Em seu livro Assassinato de Reputações – um crime de Estado, (Topbooks, 2013) Romeu Tuma Jr escreve nas páginas 55-57 do capítulo 4 – Lula: alcaguete e aprendiz do DOPS:

Nota de rodapé 3 – Lula ainda é, em 2013, amigo pessoal de quem primeiro lhe entregou esse papel de olheiro-informante do poder, ninguém menos do que Mario Garnero. Ex-vice presidente industrial da Volkswagen do Brasil e presidente da Anfavea, Mário Garnero, em seu livro Jogo Duro (Editora Best Seller, 1988, 3a edição, páginas 130 a 132), dedura o papel de Lula:

“Eu me vi obrigado, no final do ano passado, a enviar um bilhetinho pessoal a um velho conhecido, dos tempos das jornadas sindicais do ABC. Sentei e escrevi: Lula. Achei que tinha suficiente intimidade para chamá-lo assim, embora no envelope, dirigido ao Congresso Nacional, em Brasília, eu tenha endereçado solenemente: ‘À sua excelência, Luiz Inácio Lula da Silva’. Espero que o portador o tenha reconhecido por trás daquelas barbas. No bilhete, tentei recordar ao constituinte mais votado de São Paulo duas ou três coisas do passado, que dizem respeito ao mais ativo líder metalúrgico de São Bernardo: ele próprio, o Lula. Não sei como o nobre parlamentar, investido de novas preocupações, anda de memória. Não custa, portanto, lembrar-lhe. É uma preocupação justificável, pois o grande líder da esquerda brasileira costuma se esquecer, por exemplo, de que esteve recebendo lições de sindicalisno na Johns Hopkins University, nos Estados Unidos, ali por 1972, 1973, como vim a saber lá, um dia. Na universidade americana, até hoje, todos se lembram de um certo Lula com enorme carinho.”

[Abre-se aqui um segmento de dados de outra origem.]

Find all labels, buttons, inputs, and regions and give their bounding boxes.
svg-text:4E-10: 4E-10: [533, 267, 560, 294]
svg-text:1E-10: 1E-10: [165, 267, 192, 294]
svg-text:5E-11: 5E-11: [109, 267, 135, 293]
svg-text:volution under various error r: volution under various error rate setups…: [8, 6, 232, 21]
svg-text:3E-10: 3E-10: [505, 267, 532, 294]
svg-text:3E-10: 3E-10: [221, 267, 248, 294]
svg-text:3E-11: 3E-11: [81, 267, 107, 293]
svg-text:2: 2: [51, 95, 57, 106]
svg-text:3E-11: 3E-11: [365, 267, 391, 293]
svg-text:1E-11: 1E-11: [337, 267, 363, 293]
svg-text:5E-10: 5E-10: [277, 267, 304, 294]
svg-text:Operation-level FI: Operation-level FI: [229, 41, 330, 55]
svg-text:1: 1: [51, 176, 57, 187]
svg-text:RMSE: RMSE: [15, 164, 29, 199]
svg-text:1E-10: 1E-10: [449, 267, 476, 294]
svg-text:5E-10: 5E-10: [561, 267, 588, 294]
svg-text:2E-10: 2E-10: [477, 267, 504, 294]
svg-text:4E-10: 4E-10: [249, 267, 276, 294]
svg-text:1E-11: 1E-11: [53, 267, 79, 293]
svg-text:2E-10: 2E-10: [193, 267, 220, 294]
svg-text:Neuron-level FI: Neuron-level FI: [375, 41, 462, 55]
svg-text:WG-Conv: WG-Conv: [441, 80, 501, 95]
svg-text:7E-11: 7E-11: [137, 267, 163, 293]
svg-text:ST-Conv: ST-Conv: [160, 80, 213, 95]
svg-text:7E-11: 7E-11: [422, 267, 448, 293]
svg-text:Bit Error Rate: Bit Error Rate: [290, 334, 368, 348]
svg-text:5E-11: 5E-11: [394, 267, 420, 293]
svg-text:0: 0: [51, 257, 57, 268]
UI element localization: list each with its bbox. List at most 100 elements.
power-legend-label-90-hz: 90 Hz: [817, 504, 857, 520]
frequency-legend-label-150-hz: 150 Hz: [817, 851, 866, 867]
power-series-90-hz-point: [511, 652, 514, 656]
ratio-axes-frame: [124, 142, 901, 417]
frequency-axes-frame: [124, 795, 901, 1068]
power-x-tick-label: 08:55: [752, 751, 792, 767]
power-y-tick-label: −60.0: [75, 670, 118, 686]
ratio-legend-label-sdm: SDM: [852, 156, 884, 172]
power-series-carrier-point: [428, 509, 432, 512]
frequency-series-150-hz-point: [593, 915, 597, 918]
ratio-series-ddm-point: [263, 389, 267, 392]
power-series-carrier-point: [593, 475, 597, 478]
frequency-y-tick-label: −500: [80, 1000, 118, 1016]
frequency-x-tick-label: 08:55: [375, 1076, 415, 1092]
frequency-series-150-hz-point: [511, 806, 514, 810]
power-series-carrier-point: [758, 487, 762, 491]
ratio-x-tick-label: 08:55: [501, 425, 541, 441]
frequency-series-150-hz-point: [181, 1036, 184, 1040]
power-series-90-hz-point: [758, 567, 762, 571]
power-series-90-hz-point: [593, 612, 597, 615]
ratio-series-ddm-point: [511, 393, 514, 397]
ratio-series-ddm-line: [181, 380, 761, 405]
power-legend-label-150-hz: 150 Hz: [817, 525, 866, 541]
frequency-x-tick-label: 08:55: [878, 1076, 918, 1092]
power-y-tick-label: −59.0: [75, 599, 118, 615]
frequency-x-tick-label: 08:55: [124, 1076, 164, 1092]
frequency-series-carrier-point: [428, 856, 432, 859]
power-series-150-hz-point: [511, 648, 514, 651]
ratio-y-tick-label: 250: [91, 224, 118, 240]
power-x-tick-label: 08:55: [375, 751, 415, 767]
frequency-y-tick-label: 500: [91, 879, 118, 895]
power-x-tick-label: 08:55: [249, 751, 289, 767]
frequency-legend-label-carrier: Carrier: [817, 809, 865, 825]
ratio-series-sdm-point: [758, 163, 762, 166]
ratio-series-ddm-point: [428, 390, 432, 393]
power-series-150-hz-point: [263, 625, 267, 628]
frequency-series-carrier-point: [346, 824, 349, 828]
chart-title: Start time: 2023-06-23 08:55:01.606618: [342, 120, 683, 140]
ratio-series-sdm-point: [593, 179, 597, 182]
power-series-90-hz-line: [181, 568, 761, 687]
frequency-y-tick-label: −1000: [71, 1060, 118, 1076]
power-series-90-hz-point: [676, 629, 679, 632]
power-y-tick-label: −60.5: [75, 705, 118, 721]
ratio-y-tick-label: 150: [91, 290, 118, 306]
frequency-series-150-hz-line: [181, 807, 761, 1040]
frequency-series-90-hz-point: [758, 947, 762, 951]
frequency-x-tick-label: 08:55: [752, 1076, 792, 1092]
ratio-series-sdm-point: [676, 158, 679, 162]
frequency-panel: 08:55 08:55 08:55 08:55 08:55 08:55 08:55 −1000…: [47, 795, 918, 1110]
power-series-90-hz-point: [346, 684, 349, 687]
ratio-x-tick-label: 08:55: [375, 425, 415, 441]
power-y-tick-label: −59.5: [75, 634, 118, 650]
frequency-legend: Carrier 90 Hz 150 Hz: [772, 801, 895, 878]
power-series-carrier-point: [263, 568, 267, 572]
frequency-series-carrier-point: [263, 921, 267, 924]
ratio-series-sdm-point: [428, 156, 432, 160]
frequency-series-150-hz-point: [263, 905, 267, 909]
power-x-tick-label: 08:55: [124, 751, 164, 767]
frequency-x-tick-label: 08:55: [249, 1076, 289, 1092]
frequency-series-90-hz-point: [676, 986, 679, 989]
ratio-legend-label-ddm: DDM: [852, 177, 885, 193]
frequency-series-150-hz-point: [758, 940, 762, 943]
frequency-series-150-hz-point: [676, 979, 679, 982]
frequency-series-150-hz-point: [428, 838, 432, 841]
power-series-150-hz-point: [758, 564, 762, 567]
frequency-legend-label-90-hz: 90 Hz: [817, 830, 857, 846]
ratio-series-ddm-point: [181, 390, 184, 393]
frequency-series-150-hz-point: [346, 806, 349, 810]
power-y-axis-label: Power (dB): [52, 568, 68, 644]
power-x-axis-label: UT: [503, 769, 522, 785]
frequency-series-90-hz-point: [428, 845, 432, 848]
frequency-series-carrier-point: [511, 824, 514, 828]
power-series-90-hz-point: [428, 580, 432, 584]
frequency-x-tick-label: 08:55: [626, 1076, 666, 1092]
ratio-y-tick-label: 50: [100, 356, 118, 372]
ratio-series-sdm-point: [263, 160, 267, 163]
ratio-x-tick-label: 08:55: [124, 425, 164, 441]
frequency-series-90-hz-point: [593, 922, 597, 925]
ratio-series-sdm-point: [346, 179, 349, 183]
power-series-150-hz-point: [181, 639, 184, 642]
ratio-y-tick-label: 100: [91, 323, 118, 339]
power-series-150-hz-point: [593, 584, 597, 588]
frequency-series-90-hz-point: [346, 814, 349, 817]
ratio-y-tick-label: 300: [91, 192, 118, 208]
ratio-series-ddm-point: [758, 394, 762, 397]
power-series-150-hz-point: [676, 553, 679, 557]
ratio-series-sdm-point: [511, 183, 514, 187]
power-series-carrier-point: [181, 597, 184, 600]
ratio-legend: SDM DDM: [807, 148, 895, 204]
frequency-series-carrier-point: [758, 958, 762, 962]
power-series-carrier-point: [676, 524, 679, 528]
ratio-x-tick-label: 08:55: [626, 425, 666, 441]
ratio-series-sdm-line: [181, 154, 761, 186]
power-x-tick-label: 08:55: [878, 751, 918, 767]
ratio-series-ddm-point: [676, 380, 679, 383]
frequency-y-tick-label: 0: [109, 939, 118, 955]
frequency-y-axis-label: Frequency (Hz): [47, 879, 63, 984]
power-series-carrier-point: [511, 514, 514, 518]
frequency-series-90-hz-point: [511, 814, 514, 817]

Em seu livro, Garnero bota Lula como um teleguiado montado pelos generais:

“Além dos fatos que passarei a narrar, sintome-me no direito de externar minha estranheza quanto a facilidade com que procedeu a ascensão irresistível de Lula, nos anos 70, época em que outros adversários do governo, às vezes muito mais inofensivos, foram tratados com impiedade. Lula, não – foi em frente, progrediu. Longe de mim querer acusá-lo de ser o cabo Anselmo do ABC, mesmo porque, ao contrário do que ocorre com o próprio Lula, eu só acuso com as devidas provas. Só me reservo o direito de achar estranho. Lembro-me do primeiro Lula, lá por 1976, sendo apresentado por seu patrão, Paulo Villares, ao Werner Jessen, da Mercedes-Bens, e, de repente, eis que aparece o tal Lula à frente da primeira greve que houve na indústria automobilística durante o regime militar, ele que até então era apenas o amigo do Paulo Villares, seu patrão. Recordo-me de a imprensa cobrir o Lula de elogio, estimulando-o, no momento em que a distensão apenas começava, e de um episódio que é capaz de deixar qualquer um, mesmo os desatentos, com o pé atrás”.

Garnero prossegue:

“Só isso pode explicar que, naquele mesmo ano, o governo Geisel tenha cassado o deputado Alencar Furtado, que falou uma ou outra besteira, e uns políticos inofensivos de Santos, e tenha poupado o Lula, que levantava a massa em São Bernardo. É provável que, no ABC, o governo quisesse experimentar, de fato, a distensão. Lula fez a sua parte. Mais tarde, ele chegou a ser preso, julgado pelo Supremo Tribunal Federal, enfrentou ameaça de helicópteros do Exército voando rasantes sobre o Estádio de Vila Euclides, mas tenho um outro testemunho pessoal que demonstra tratamento respeitoso, eu diria quase especial, conferido pelo governo Geisel ao Lula – por governo Geisel eu entendo, particularmente, o general Golbery”.

Esclareço aqui a dúvida de Garnero. Sabia, sim, e realmente, fez sua parte. Aliás, meu irmão Rogério, que estudou medicina na Universidade Johns Hopkins em Baltimore, no estado de Maryland, EUA, já havia confirmado ao Tumão sobre a presença de um jovem sindicalista brasileiro por lá no início dos anos 1970. Outra dúvida que pairou no ar, por um bom tempo.